Rinoceronte

RinoceronteEn estos tiempos donde reinan la masificación y ciertas nuevas tiranías, bien vale la pena recordar, retomar, saborear las páginas de Rinoceronte, obra que Eugène Ionesco escribió hace casi medio siglo y que aún hoy mantiene una vigencia intacta. Exponente del llamado «teatro del absurdo«, este libro nos acerca una visión escéptica, casi resignada de la condición humana, con la dosis de humor necesaria para rescatarnos de un posible hundimiento en el pesimismo más trágico.

De alguna manera, el dramaturgo de origen rumano ofrece su propia versión de La metamorfosis.

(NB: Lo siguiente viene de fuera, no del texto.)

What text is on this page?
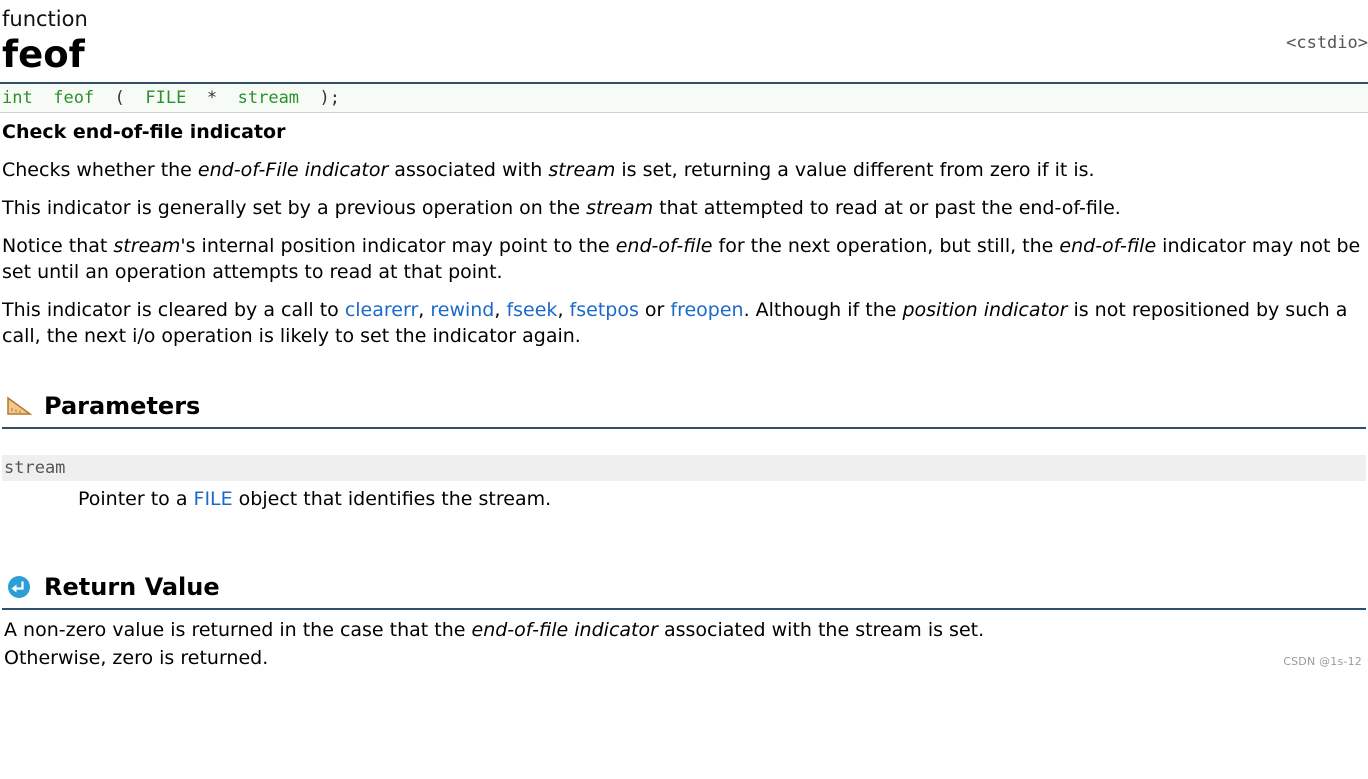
function
feof	<cstdio>
int feof ( FILE * stream );
Check end-of-file indicator

Checks whether the end-of-File indicator associated with stream is set, returning a value different from zero if it is.

This indicator is generally set by a previous operation on the stream that attempted to read at or past the end-of-file.

Notice that stream's internal position indicator may point to the end-of-file for the next operation, but still, the end-of-file indicator may not be set until an operation attempts to read at that point.

This indicator is cleared by a call to clearerr, rewind, fseek, fsetpos or freopen. Although if the position indicator is not repositioned by such a call, the next i/o operation is likely to set the indicator again.

Parameters
stream
Pointer to a FILE object that identifies the stream.
Return Value
A non-zero value is returned in the case that the end-of-file indicator associated with the stream is set.
Otherwise, zero is returned.	CSDN @1s-12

De hecho, un poco como Franz Kafka, también apela al mundo animal para señalar el costado bestial del hombre, y también se detiene en lo irreversible e irremediable de una transformación ajena a los deseos y a la voluntad de las personas.

Sin embargo, mientras el escritor checo alude a un proceso privado (sólo afecta al señor Samsa) y con desenlace «micro» (el protagonista se convierte en insecto), Ionesco desarrolla su pieza teatral en un plano «macro» por partida doble: primero porque el proceso de conversión afecta a un pueblo entero; segundo porque el rinoceronte es la especie elegida para el cambio.    

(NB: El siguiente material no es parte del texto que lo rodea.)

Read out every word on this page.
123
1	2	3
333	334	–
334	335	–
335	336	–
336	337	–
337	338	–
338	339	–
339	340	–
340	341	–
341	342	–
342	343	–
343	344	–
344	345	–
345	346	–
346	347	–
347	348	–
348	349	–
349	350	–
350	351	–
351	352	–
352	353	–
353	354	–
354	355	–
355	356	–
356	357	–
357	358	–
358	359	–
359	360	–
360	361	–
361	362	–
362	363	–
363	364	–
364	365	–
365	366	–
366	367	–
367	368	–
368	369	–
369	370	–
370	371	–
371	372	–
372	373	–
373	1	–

Editada en 1959, la obra se presenta como representativa de su época, y como ejercicio de reflexión en torno a un pasado tan terrible como inmediato, relacionado con la coexistencia regional de distintos regímenes totalitarios y con el estallido de la Segunda Guerra Mundial.

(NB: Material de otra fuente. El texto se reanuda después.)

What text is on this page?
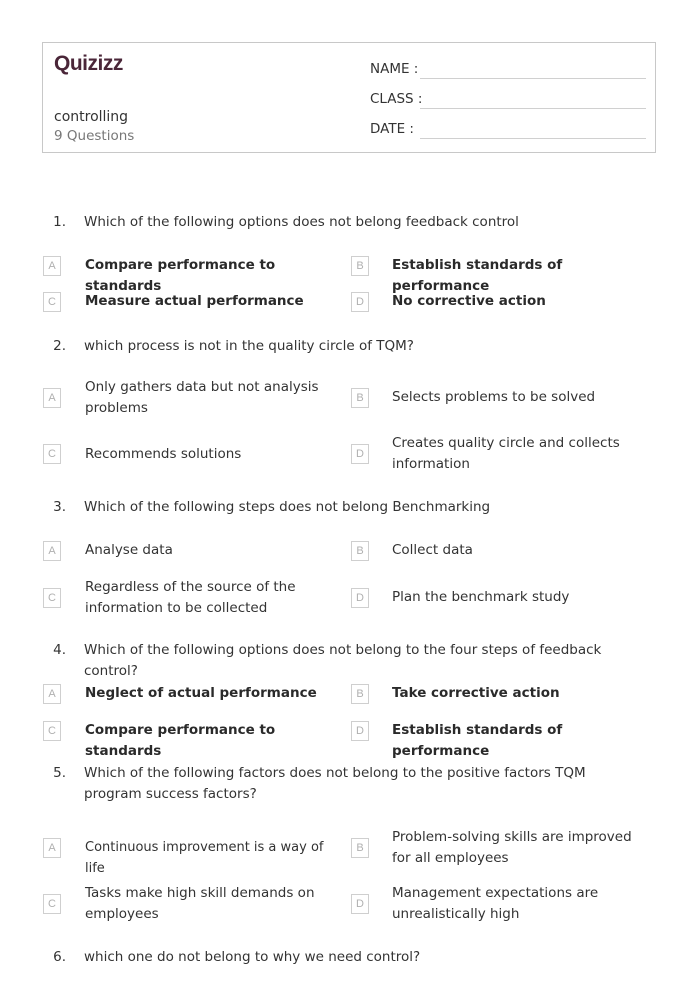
Quizizz
controlling
9 Questions
NAME :
CLASS :
DATE :
1. Which of the following options does not belong feedback control
A	Compare performance to standards
B	Establish standards of performance
C	Measure actual performance	D	No corrective action
2. which process is not in the quality circle of TQM?
A
Only gathers data but not analysis problems
B	Selects problems to be solved
C	Recommends solutions	D
Creates quality circle and collects information
3. Which of the following steps does not belong Benchmarking
A	Analyse data	B	Collect data
C
Regardless of the source of the information to be collected
D	Plan the benchmark study
4. Which of the following options does not belong to the four steps of feedback control?
A	Neglect of actual performance	B	Take corrective action
C	Compare performance to standards
D	Establish standards of performance
5. Which of the following factors does not belong to the positive factors TQM program success factors?
A	Continuous improvement is a way of life
B
Problem-solving skills are improved for all employees
C
Tasks make high skill demands on employees
D
Management expectations are unrealistically high
6. which one do not belong to why we need control?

Para muchos, ésta es una fábula sobre sobre el nazismo, más específicamente sobre el accionar de los colaboracionistas franceses en tiempos de la ocupación alemana. Para otros, estamos ante una denuncia encubierta contra la dictadura que Nicolae Ceausescu impuso en el país del autor.

Al margen de alusiones históricas específicas, lo cierto es que Rinoceronte es una alegoría sobre los peligros del despotismo y la homogeneización en general. De hecho, Ionesco se permite inventar la palabra «rinoceritis» para referirse a la enfermedad por la cual los seres humanos podemos ser víctimas de cierta ceguera mental que indefectiblemente nos lleva a atropellar, embestir, aplastar, matar.

Sin dudas, el neologismo trasciende la década del ’50, y se adapta perfectamente al mundo actual donde -a falta de grandes dictadores como Hitler, Stalin, Franco o Mussolini- convivimos con otro tipo de fanáticos megalómanos. Así, en el contexto actual, algunos de nosotros bien podemos sentirnos identificados con Bérenger, protagonista que -aún con sus limitaciones a cuesta- se debate por resistirse a la apabullante «rinocerontización» de la sociedad.

De ahí la rápida pero insistente recomendación de recordar, retomar, saborear las páginas de este (¿olvidado?) libro.